When the GROUP BY clause is introduced, the PROC SQL procedure partitions the dataset based on the grouping variable (e.g., var1). The subsequent COUNT(DISTINCT var2) calculation is then applied independently to each of these subsets. The result is a summary table displaying the grouping variable alongside the count of unique values for the target variable within that group.

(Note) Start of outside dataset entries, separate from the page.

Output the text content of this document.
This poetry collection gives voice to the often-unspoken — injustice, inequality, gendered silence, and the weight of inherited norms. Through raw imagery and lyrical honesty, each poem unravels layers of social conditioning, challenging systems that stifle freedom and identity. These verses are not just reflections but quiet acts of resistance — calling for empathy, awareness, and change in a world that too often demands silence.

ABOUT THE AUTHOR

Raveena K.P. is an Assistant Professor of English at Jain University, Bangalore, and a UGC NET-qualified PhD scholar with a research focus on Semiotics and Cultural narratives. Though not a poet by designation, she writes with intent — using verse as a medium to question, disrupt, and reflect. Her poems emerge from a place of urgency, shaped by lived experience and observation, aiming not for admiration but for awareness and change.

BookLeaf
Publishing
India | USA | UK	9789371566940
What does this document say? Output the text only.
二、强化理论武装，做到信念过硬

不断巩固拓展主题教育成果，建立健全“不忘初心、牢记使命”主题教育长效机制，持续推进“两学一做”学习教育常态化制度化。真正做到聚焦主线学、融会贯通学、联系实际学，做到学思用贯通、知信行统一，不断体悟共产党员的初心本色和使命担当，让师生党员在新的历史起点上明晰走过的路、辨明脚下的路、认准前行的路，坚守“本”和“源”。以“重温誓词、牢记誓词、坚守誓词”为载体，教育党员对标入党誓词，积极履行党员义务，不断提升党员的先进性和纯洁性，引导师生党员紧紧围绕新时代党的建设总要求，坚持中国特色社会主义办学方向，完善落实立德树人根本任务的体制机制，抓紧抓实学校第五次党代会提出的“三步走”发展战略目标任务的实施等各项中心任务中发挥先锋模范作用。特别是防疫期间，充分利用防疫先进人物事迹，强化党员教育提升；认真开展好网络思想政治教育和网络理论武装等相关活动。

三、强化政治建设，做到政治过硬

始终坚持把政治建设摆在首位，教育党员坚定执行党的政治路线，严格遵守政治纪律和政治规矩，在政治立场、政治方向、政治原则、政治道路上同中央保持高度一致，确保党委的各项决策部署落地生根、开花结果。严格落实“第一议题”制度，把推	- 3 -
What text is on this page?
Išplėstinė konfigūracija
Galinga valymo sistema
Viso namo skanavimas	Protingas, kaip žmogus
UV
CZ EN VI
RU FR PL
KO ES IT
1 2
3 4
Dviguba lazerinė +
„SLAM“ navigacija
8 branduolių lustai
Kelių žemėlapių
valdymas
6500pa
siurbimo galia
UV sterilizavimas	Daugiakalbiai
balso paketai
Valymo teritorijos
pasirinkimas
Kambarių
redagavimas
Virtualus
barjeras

This method is powerful for generating aggregated reports and performing sub-group analysis, offering deeper insight into data distribution than a simple overall distinct count. It is an indispensable tool for business intelligence and statistical reporting.
proc sql;
select var1, count(distinct var2) as distinct_var2
from my_data
group by var1;
quit;Setting Up the Sample Dataset
To illustrate these two methods clearly, we will utilize a small, representative dataset named my_data. This dataset contains information about basketball teams and their corresponding scores (points). The variables included are team (a character variable, denoted by the $ sign) and points (a numeric variable).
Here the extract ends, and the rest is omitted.